Soraya baru akan menimpali namun laki-laki itu terburu jalan menaiki tangga. Atensinya mengikuti punggung lebar yang kini membelakanginya. Tian ternyata berada di deretan bangku A, hanya berjarak dua baris bangku darinya di deretan D, bersama lima gerombolan laki-laki yang dipercaya Soraya sebagai teman-temannya. Tampak dari kelima orang itu langsung menyapa Tian begitu sosoknya tiba di bangkunya.

“Aya, aya ... jalannya biasa aja,” omel Bunga padahal sempat khawatir tadi ngira temannya bakalan jatuh ke depan. “Yang nolongin tadi Mas Tian buka?”

“Ho-oh. Emang dia,” ujarnya sambil menunjuk orangnya dengan sorot mata. Bunga mengikuti kemudian mengangguk paham. “Dimas ke mana?”

“Beli cemilan.” Dimas tadi sempat jalan di belakang Bujga, tapi langsung hilang waktu ada si mbak penjual popcorn dan minum. “Ayo, jalan lagi!” tegur Bunga seraya menyentaknya dari kebiasaannya yang suka bengong sambil berdiri.

Soraya emang sempat bengong menatap Tian yang sempat kepergok melihat ke arahnya sebelum laki-laki itu membuang pandangannya. Sikapnya barusan yang cuek, seakan-akan mereka tidak pernah saling kenal. Soraya yang dasarnya suka tak acuh hanya mengangkat bahu masa bodoh, lalu mengekori Bunga menuju bangkunya.

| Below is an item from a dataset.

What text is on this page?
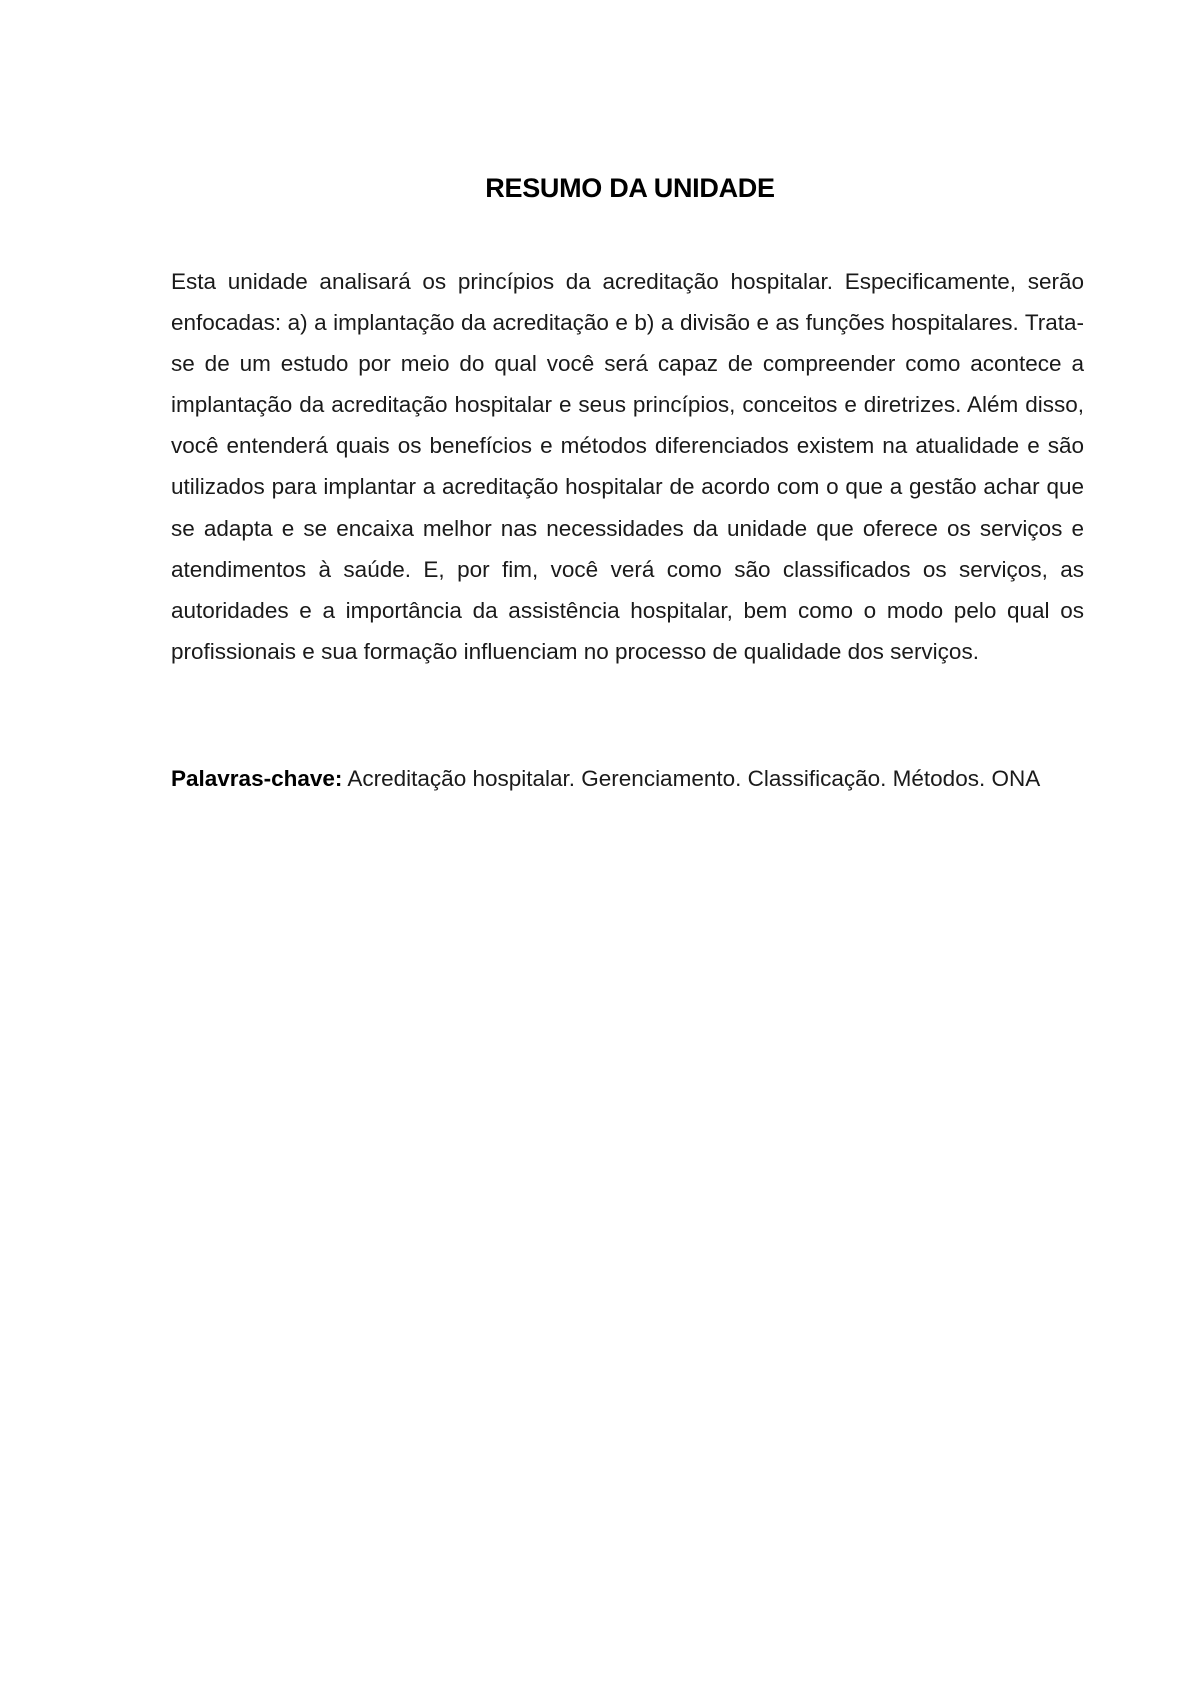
RESUMO DA UNIDADE

Esta unidade analisará os princípios da acreditação hospitalar. Especificamente, serão enfocadas: a) a implantação da acreditação e b) a divisão e as funções hospitalares. Trata-se de um estudo por meio do qual você será capaz de compreender como acontece a implantação da acreditação hospitalar e seus princípios, conceitos e diretrizes. Além disso, você entenderá quais os benefícios e métodos diferenciados existem na atualidade e são utilizados para implantar a acreditação hospitalar de acordo com o que a gestão achar que se adapta e se encaixa melhor nas necessidades da unidade que oferece os serviços e atendimentos à saúde. E, por fim, você verá como são classificados os serviços, as autoridades e a importância da assistência hospitalar, bem como o modo pelo qual os profissionais e sua formação influenciam no processo de qualidade dos serviços.

Palavras-chave: Acreditação hospitalar. Gerenciamento. Classificação. Métodos. ONA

Dimas pun kembali enggak lama setelah mereka duduk di bangku masing-mading, sambil memborong dua popcorn dan tiga minuman. Cowok ini agaknya boros padahal jajanan begini di bioskop harganya amat mahal.

“Kamu boros banget, Dim.”

Dimas sempat tersentak kaget mendengarnya. Biasanya cewek diajak ke bioskop terus dibelilin tiket sama beginian langsung terima dan bilang makasih tanpa bilang apa-apa, seperti apa yang diucapakan Soraya dengan lantang. Mungkin adapula sebagian bertindak serupa, tapi mengatakannya secara lantang dengan suara yang bisa didengarkan orang lain, siapa lagi kalau bukan cuma Soraya di dalam bioskop ini.

Bunga terpaksa menyikut lengan Soraya. Kepalang pusing sama tingkah temannya ini dari tadi.

Soraya langsung meringis tak tahu malu. “Sorry, sorry, kelebihan volume.”

“Tadi semangat overload, sekarang volume,” timpal Dimas tertawa renyah. Rasanya hanya lihat Soraya duduk tanpa ngapain-ngapain aja udah jadi hiburan baginya. Gadis cantik sampingnya terlalu ekspresif dan masa bodoh.

“Emang gitu orangnya. Jangan kaget!” seru Bunga mendengusi si teman yang kini malah nyengir lebar.

Membuat satu orang di deretan bangku A melongok ke arahnya. Dengan alis menukik tajam, dia berdecak. “Benar-benar bocah ajaib.”